272 New Cross Road, New Cross, London SE14 6AA
The Hobgoblin is just kind of there. It’s not great, but you end up going there a lot. Inside, it’s like the hull of a miserable ship; one that smells of stale beer, and has sofas, and really uncomfortable wooden church pews instead of hammocks. There’s a lot of wood panelling, and with the bright lights the whole place is bathed in an oppressive amber hue.
Aside from the decor, my main problem with The Hobgoblin is that the staff tend to be quite rude. All the time. They must be indoctrinated in it by the main men: three rugger buggers who appear to run the place. I don’t know if they’re related, but they all look vaguely similar; they’re like cauliflowered trolls, with beer bellies flopping out of British Lions rugby jerseys. Their heads are distended and warped into the shapes of various root vegetables, and they all have a rather blunt and passive-aggressive demeanour. And they love rugby, which is enough to turn you off anyone.
Though eggchasing is the primary pastime (they really love it, far too much), the place is pretty good for watching football. You usually get a decent-sized crowd watching games and there is a big screen in the conservatory.

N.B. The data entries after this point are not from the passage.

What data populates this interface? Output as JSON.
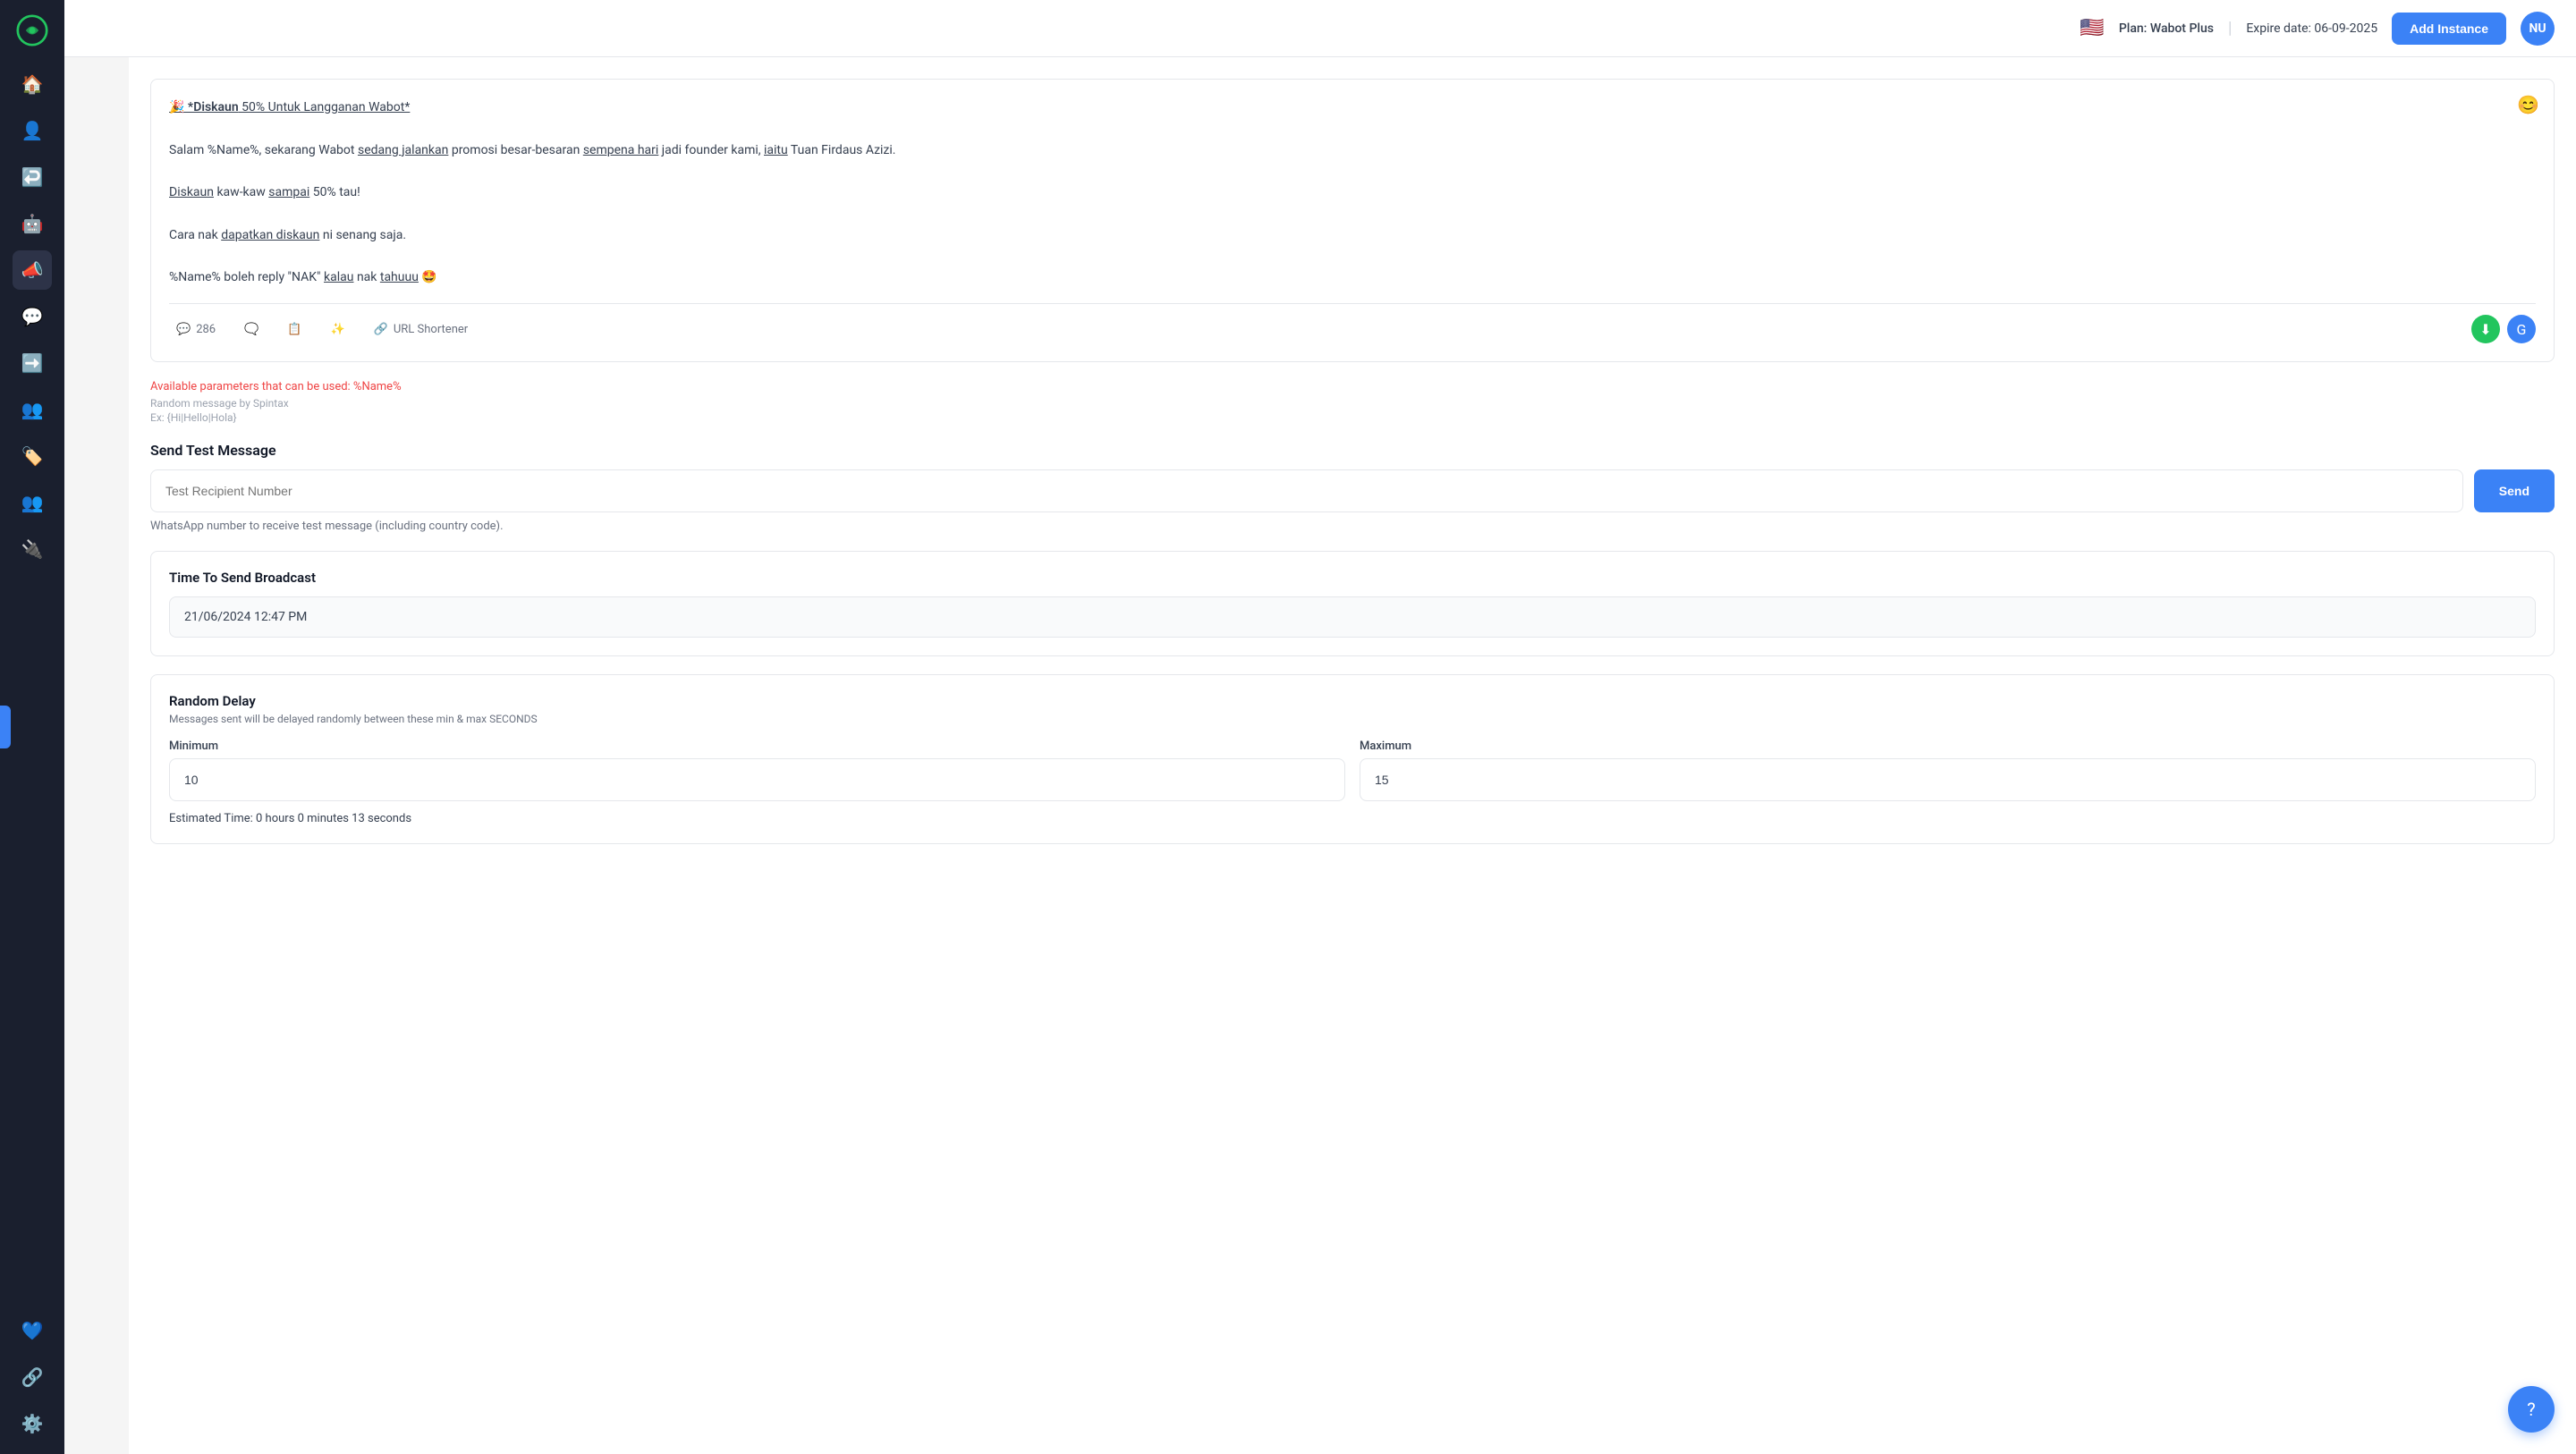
{
  "topbar": {
    "flag": "🇺🇸",
    "plan": "Plan: Wabot Plus",
    "divider": "|",
    "expire": "Expire date: 06-09-2025",
    "add_instance_label": "Add Instance",
    "avatar_initials": "NU"
  },
  "sidebar": {
    "items": [
      {
        "icon": "🏠",
        "label": "home",
        "active": false
      },
      {
        "icon": "👤",
        "label": "contacts",
        "active": false
      },
      {
        "icon": "↩",
        "label": "replies",
        "active": false
      },
      {
        "icon": "🤖",
        "label": "bot",
        "active": false
      },
      {
        "icon": "📣",
        "label": "broadcast",
        "active": true
      },
      {
        "icon": "💬",
        "label": "chat",
        "active": false
      },
      {
        "icon": "➡",
        "label": "export",
        "active": false
      },
      {
        "icon": "👥",
        "label": "team",
        "active": false
      },
      {
        "icon": "🏷",
        "label": "tags",
        "active": false
      },
      {
        "icon": "👥",
        "label": "groups",
        "active": false
      },
      {
        "icon": "🔌",
        "label": "integrations",
        "active": false
      },
      {
        "icon": "💙",
        "label": "support",
        "active": false
      },
      {
        "icon": "🔗",
        "label": "links",
        "active": false
      },
      {
        "icon": "⚙",
        "label": "settings",
        "active": false
      }
    ]
  },
  "message": {
    "line1_bold": "🎉 *Diskaun",
    "line1_rest": " 50% Untuk Langganan Wabot*",
    "line2": "Salam %Name%, sekarang Wabot sedang jalankan promosi besar-besaran sempena hari jadi founder kami, iaitu Tuan Firdaus Azizi.",
    "line3": "Diskaun kaw-kaw sampai 50% tau!",
    "line4": "Cara nak dapatkan diskaun ni senang saja.",
    "line5": "%Name% boleh reply \"NAK\" kalau nak tahuuu 🤩",
    "char_count": "286",
    "toolbar_items": [
      {
        "icon": "💬",
        "label": ""
      },
      {
        "icon": "📋",
        "label": ""
      },
      {
        "icon": "✨",
        "label": ""
      },
      {
        "icon": "🔗",
        "label": "URL Shortener"
      }
    ],
    "emoji_btn": "😊"
  },
  "params": {
    "available": "Available parameters that can be used: %Name%",
    "spintax": "Random message by Spintax",
    "example": "Ex: {Hi|Hello|Hola}"
  },
  "test_message": {
    "section_title": "Send Test Message",
    "placeholder": "Test Recipient Number",
    "send_label": "Send",
    "hint": "WhatsApp number to receive test message (including country code)."
  },
  "broadcast": {
    "section_title": "Time To Send Broadcast",
    "datetime_value": "21/06/2024 12:47 PM"
  },
  "random_delay": {
    "section_title": "Random Delay",
    "hint": "Messages sent will be delayed randomly between these min & max SECONDS",
    "minimum_label": "Minimum",
    "maximum_label": "Maximum",
    "minimum_value": "10",
    "maximum_value": "15",
    "estimated": "Estimated Time: 0 hours 0 minutes 13 seconds"
  },
  "help": {
    "icon": "?"
  }
}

The place gets extremely busy on Wednesday nights during term time, for Ladies Night, when said gender is entitled to various drink offers. There are lots of cheap spirits flung back, as the place acts as departure lounge for the Flight into Hell that is Club Sandwich at Goldsmiths Student Union. If you do plan on going Sandwich, it’s definitely worth flinging as many down your neck as you can, and if you’re not, well, the pub is nice and lively until closing every Wednesday anyway. So enjoy.
There’s a middling selection of draught beers, the usual lagers plus Heineken; and Doom Bar, London Pride, and, um, Hobgoblin. A pint of Guinness is £3.70 and normally pretty good. And they often have bottles of Green Goblin cider, which is fucking great. The Thai food is also excellent and reasonably priced.
To be honest, if you’re from somewhere horrible like Stoke or Hull, you’ll probably love this place. If not, well, it’s kinda just OK. It’s convenient; and a good atmosphere can build when it gets busy, particularly the beer garden in the summer, or on a Wednesday night. When it is packed out, you can ignore the rude staff and shit interior, but otherwise they bring it down if you’re just after a quiet pint.